Terra Magazine

 

Sábado, 29 de abril de 2006, 07h49

As Cobras do Verissimo estão de volta

Depois de quase dez anos retiradas da vida pública, as Cobras de Luis Fernando Verissimo voltam para comentar as grandes - e as pequenas - questões nacionais. Uma tira inédita toda a segunda-feira, exclusivamente no Terra Magazine.

»Veja as Cobras aqui

Verissimo havia decidido aposentar as Cobras quando fez 60 anos, em 1997. Comunicou, então, que "não ficava bem um sexagenário desenhando cobrinhas".

Elas, as Cobras, eram então quase balzaquianas.

Apesar de protestos dos fãs - que tornaram "cult" personagens como "Dudu, o Alarmista", "Queromeu, o Corrupião Corrupto", as lesmas Flecha e Shirlei, e as Cobras "frente ao infinito" - Luis Fernando Verissimo não pretendia ressuscitá-las.

Dez anos depois, no entanto, a força dos acontecimentos levou Verissimo a criar, para o Terra Magazine, mais uma série de tiras.

As Cobras, nesses dias, se encontravam num período de adaptação.
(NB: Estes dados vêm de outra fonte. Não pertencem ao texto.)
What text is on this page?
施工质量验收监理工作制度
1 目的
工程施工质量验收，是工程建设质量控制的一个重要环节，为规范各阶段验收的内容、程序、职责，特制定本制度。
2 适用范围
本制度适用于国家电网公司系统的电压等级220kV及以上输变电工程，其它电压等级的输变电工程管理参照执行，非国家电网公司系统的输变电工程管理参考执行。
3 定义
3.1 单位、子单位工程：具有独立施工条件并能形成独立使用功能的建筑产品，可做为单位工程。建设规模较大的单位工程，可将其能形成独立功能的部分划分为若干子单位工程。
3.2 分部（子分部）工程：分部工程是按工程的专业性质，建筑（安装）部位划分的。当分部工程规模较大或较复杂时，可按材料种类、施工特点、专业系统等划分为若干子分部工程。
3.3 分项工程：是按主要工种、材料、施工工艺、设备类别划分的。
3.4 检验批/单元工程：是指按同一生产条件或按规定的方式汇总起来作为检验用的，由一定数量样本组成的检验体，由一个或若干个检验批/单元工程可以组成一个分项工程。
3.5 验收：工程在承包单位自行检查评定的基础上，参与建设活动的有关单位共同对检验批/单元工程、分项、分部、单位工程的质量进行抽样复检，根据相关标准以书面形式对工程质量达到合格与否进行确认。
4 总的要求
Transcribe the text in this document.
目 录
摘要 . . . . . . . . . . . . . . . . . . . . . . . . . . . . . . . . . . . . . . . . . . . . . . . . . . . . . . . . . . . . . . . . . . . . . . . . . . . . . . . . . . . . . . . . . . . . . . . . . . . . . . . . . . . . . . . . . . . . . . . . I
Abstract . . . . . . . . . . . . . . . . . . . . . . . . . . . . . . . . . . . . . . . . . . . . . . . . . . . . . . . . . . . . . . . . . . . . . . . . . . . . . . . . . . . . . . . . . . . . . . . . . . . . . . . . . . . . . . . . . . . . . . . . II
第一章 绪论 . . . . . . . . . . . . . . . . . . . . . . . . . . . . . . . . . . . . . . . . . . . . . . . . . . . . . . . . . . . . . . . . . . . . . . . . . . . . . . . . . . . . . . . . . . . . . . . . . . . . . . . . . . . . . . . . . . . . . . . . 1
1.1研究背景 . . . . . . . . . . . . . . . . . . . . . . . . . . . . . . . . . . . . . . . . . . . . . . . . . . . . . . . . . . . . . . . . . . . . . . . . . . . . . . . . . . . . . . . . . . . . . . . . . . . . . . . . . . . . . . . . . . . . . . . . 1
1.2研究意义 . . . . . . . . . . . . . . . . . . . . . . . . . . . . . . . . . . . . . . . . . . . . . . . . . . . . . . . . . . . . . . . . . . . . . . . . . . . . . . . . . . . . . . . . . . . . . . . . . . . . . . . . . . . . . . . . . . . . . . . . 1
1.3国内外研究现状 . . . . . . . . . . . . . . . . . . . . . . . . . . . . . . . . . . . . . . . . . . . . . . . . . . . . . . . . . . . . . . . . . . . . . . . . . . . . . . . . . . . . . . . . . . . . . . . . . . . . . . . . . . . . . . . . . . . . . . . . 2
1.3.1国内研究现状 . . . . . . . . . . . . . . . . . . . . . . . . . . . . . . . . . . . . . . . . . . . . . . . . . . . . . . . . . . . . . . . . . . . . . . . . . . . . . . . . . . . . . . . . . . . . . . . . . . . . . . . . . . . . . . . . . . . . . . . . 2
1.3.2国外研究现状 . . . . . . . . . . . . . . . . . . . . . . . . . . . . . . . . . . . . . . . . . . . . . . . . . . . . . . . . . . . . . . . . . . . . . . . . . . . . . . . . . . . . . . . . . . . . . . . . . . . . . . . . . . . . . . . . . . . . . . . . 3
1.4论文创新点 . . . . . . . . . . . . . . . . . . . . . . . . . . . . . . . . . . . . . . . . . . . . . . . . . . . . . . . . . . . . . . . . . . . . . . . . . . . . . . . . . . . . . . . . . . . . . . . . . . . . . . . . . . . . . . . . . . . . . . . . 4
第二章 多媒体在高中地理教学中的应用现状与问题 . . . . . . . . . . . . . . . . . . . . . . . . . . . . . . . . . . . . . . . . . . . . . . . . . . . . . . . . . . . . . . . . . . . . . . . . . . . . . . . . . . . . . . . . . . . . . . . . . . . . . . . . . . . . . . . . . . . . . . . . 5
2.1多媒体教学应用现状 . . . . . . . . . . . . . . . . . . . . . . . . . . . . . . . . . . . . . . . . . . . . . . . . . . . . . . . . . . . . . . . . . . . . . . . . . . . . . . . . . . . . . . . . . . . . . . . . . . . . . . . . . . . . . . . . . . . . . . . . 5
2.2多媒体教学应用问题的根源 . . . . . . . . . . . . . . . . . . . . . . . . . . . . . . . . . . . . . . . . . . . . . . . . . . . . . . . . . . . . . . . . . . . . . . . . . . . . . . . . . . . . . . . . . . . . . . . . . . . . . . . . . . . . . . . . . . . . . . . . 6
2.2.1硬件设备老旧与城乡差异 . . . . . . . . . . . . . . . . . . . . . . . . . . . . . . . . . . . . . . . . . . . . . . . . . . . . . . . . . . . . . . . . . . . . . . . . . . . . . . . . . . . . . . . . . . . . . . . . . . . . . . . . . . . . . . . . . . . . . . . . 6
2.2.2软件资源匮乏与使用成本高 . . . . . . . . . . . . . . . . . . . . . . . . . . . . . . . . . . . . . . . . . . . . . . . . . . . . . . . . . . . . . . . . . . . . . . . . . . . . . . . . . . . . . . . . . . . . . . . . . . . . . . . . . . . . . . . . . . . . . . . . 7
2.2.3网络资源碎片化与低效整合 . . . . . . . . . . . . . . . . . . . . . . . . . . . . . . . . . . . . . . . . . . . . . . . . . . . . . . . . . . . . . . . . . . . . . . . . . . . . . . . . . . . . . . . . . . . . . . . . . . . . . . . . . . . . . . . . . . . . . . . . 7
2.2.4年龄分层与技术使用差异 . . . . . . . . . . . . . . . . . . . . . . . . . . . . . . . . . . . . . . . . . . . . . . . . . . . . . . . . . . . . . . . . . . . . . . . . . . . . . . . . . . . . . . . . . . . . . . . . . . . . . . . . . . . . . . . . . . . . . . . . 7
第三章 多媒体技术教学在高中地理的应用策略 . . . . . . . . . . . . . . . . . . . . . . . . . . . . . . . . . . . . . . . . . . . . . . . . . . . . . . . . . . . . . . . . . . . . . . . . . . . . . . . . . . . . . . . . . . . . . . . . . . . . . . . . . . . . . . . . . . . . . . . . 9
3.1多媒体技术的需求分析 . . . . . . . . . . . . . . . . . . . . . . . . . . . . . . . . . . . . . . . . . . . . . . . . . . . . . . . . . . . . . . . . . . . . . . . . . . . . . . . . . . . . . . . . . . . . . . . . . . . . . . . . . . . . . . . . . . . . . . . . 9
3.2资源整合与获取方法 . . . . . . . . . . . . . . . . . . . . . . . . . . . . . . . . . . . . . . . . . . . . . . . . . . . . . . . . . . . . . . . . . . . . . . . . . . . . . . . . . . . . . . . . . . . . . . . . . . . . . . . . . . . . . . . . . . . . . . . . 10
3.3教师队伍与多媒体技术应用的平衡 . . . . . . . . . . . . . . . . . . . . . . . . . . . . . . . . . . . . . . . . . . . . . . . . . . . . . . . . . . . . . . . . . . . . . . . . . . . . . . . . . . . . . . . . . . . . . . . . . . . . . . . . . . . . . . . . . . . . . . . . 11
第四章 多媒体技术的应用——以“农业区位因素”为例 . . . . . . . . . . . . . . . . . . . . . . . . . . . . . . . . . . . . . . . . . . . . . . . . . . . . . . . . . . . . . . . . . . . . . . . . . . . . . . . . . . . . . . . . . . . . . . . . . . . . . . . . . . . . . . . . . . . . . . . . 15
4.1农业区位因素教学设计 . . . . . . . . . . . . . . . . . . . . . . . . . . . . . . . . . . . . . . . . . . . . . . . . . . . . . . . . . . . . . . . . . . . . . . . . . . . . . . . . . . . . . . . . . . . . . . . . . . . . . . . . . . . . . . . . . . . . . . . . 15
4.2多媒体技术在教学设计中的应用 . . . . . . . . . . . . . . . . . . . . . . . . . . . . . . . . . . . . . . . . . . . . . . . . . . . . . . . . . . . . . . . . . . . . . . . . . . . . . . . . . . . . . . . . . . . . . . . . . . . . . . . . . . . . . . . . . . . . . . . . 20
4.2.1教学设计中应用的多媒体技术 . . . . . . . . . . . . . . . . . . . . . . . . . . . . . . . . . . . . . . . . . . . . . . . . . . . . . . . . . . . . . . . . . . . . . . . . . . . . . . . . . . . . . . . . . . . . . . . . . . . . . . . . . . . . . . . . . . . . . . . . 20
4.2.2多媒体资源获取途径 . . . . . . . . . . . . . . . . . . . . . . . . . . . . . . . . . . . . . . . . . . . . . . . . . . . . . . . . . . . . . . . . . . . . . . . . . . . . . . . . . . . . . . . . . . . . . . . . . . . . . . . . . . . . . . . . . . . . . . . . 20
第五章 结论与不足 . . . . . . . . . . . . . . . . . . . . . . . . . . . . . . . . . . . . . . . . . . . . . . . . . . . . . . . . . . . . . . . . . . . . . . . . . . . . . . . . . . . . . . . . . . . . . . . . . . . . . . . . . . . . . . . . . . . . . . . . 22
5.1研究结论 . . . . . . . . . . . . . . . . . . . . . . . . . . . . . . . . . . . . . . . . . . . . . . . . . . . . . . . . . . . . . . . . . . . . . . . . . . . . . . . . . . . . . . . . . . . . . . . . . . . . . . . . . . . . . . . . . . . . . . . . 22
Precisavam acostumar-se novamente à luz, ao meio ambiente e, especialmente, ao ambiente no meio. Tudo é possível diante do que irão encontrar. No meio e no ambiente.

Em 1997, para dar um exemplo ao internauta mais jovem, Fernando Henrique navegava no Real paritário e jurava que o câmbio jamais seria mexido.

Em 1997 Gustavo Franco presidia o Banco Central e a cada empresa nacional que fechava as portas pedia calma: aqueles eram apenas efeitos colaterais daquilo que ele mesmo batizou de destruição criadora.

Em 1997 o Serjão Motta sonhava com o PSDB no poder por mais 20 anos e o PT de Lula era o mais ácido crítico da corrupção no aparelho de estado.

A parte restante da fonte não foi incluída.